Angel investors etc. want to cash out because they need the money for new investments (and also relief themselves of the undiversified nature of owning a highly successful company).

And yes, a lot of co.'s IPO at the right time right before the slump, but there are also some that IPO well in time for you as a fundamental investor to get on a boat that can really take you places. Google

Polemic said...

Yes anon. The fact remains that the owners/angels want their money elsewhere rather than in the dream they are selling to you.

I'd rather buy an IPO in a UK bank being sold by the State through political pressures (lloyds) than a non cash generating, IT unicorn pipe dream being sold by a cash burning team of smiley delusionists.

Hotairmail said...

It's a very common error to consider trading to be a zero sum game. It is plainly not true. When the market rises, more is won than is lost. The spinning off of cash and overall, rising capital values, reflects money supply and profitable work, population, technology/productivity.

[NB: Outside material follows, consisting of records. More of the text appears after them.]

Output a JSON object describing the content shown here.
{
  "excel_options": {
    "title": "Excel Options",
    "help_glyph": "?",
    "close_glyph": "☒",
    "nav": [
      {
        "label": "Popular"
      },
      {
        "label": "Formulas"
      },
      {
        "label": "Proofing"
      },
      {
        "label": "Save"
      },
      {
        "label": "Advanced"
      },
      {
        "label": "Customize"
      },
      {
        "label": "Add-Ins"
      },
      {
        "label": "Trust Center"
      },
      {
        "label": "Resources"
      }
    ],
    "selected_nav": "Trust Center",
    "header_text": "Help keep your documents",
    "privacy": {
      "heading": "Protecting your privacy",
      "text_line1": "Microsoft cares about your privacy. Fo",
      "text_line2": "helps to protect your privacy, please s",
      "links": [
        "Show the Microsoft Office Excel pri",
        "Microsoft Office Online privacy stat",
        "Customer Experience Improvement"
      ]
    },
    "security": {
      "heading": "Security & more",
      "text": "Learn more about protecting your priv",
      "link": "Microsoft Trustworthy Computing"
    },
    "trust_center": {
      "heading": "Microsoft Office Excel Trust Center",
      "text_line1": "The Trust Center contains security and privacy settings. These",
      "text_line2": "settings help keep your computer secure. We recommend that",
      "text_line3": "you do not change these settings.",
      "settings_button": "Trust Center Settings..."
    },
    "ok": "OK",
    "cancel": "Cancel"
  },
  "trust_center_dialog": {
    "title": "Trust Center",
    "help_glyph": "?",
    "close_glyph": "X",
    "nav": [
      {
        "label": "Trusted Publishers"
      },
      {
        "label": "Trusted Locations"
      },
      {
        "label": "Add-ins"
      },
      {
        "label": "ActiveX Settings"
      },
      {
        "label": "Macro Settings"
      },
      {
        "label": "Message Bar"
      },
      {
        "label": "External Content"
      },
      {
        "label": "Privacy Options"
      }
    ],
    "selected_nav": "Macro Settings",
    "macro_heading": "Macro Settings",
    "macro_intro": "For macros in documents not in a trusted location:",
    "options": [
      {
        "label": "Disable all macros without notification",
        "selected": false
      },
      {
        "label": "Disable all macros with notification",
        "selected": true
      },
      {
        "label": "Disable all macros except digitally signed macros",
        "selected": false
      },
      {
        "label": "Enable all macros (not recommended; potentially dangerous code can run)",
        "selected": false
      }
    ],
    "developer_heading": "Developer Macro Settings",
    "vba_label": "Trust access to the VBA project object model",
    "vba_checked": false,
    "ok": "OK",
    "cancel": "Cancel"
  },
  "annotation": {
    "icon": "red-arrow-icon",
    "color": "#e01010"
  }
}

The global economy has grown hugely over the decades. In the near term I cannot see a reversion of all the relevant numbers in nominal terms. You may well be correct on timescales of 70 or 80 years or more, but it would require a Black Death or something, or even looking further out, the heat death of the universe.

Clearly, the only time you may be correct is with regard to credit derivatives literally created by two sides accepting a bet.

The idea that on average any bet must be 50:50 is a truism that is also not the case unless we consider credit derivatives. I personally believe individual players can consistently do better. In fact I've long come to the conclusion Pol, that the way you have made money over the years has not been down to your ideas and your analysis, but money management. I have shirked from stating so in the past in case you took it the wrong way, but as you alluded to that yourself (gains and losses, winners and losers), I'm pretty sure in your heart of hearts you know that to be the case.

Basically, you are particularly good at identifying decision points but not necessarily outcomes (better than half no doubt). It is the way you seem to have traded those decision points that has made you money down the years. If you think that is true, it may help inform the way you trade and your attitude to it.

Polemic said...

Hotair. That was a big one. Disagree on not being zero sum but too long to argue here.

How I trade is how I trade and I don t need to navel gaze on it. Old dog new tricks n all.